The readiness question is simple: if the business needs to use its data across tools, teams, clouds, and AI systems, how much friction does the infrastructure create? Score yourself the way you would in an architecture review — on what is true, not what is on the roadmap.

  1. 1 Data Access

    How does data leave the system of record today?

    If access depends on people, it is not infrastructure.

  2. 2 Open Storage

    If you switched off your primary vendor tomorrow, who could still read your data?

    Openness is decided by who can read the bytes without permission.

  3. 3 Catalog & Metadata

    How does a new engineer find a table they can trust?

    Tribal knowledge does not survive reorgs, audits, or agents.

  4. 4 Interoperable Compute

    What happens when a team needs a different engine — Spark, Trino, DuckDB, an AI runtime?

    Every forced data copy is a tax you pay forever.

  5. 5 Governance & Trust

    When is policy actually enforced?

    Governance applied after data has spread is theater.

  6. 6 AI Readiness

    Could an AI agent safely query production data today?

    Agents expose every shortcut the rest of the stack hid.

The framework, in full

Six dimensions decide whether your data is an asset you control or a liability you rent.
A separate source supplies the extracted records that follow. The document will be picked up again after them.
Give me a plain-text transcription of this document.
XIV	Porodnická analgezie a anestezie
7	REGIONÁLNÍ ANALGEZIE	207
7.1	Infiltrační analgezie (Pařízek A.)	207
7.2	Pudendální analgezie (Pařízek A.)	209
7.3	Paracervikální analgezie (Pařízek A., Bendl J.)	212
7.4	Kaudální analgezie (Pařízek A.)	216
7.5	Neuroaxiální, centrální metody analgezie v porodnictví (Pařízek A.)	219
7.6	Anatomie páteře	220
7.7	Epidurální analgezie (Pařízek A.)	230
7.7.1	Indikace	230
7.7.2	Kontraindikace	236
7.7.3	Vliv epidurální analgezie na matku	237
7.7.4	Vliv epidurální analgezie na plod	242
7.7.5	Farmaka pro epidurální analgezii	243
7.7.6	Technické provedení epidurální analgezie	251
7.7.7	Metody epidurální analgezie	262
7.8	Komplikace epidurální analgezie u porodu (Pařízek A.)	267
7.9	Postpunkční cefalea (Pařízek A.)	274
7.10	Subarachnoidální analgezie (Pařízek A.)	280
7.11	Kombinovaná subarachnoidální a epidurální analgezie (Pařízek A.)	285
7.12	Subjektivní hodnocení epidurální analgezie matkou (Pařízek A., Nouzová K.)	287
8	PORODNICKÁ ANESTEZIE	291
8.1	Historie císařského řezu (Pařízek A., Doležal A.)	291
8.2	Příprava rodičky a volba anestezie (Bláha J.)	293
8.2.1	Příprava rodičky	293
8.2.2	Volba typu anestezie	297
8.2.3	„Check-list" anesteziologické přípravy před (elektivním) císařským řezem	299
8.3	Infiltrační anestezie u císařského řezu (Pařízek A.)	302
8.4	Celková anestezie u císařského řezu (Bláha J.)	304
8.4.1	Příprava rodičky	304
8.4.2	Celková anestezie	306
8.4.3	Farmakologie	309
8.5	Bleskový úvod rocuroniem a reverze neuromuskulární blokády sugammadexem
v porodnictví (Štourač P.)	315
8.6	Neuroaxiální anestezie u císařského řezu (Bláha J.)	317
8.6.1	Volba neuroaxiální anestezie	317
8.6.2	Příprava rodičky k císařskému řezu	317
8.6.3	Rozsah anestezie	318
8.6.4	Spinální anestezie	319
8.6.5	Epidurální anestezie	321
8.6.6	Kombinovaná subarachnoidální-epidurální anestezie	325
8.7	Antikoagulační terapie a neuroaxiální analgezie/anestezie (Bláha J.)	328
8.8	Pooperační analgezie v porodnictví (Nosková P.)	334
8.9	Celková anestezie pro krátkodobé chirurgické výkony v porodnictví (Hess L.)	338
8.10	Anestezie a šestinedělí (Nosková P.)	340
Each is scored 0–3. The interactive tool above uses exactly this rubric — it is written out here so the framework is useful even without it.

1. Data Access

Strategic (3): critical operational and analytical data is reachable through durable APIs, exports, event streams, or change data capture you could repoint.

Warning sign (0–1): access depends on manual extracts, screenshots, undocumented endpoints, or vendor services that make portability expensive.

2. Open Storage

Strategic (3): data is stored in open formats with metadata that multiple engines can read and respect.

Warning sign (0–1): useful data is trapped behind proprietary execution, hidden storage, or a single vendor's metadata system.

3. Catalog & Metadata

Strategic (3): teams discover tables, owners, schemas, freshness, lineage, permissions, and quality signals from a shared catalog layer.

Warning sign (0–1): tribal knowledge is the primary metadata system.

4. Interoperable Compute

Strategic (3): the platform supports multiple engines and workloads without forcing unnecessary data copies.

Warning sign (0–1): each new workload requires a separate data mart, export process, or vendor-specific integration.

5. Governance & Trust

Strategic (3): policies, access controls, audit trails, data quality, and lineage are designed into the platform.

Warning sign (0–1): governance happens after the data has already spread to downstream systems.

6. AI Readiness

Strategic (3): agents and AI apps retrieve governed data and context with clear permissions, provenance, and fallback behavior.

Warning sign (0–1): AI demos work only with hand-curated extracts or over-permissioned access.

How the score maps to reality

Score Meaning Practical implication
0 Not present The capability depends on manual work or does not exist.
1 Ad hoc The capability exists in isolated tools or teams but is not reliable infrastructure.
2 Operational The capability is dependable for core workflows but not broadly interoperable.
3 Strategic The capability is open, governed, reusable, and ready for AI or cross-platform use cases.

Interpretation: a high score does not mean every tool is open source. It means your data, metadata, and governance model are open enough that the organization — not a vendor — keeps strategic control. The lowest two dimensions are where an AI initiative will stall first, regardless of model quality.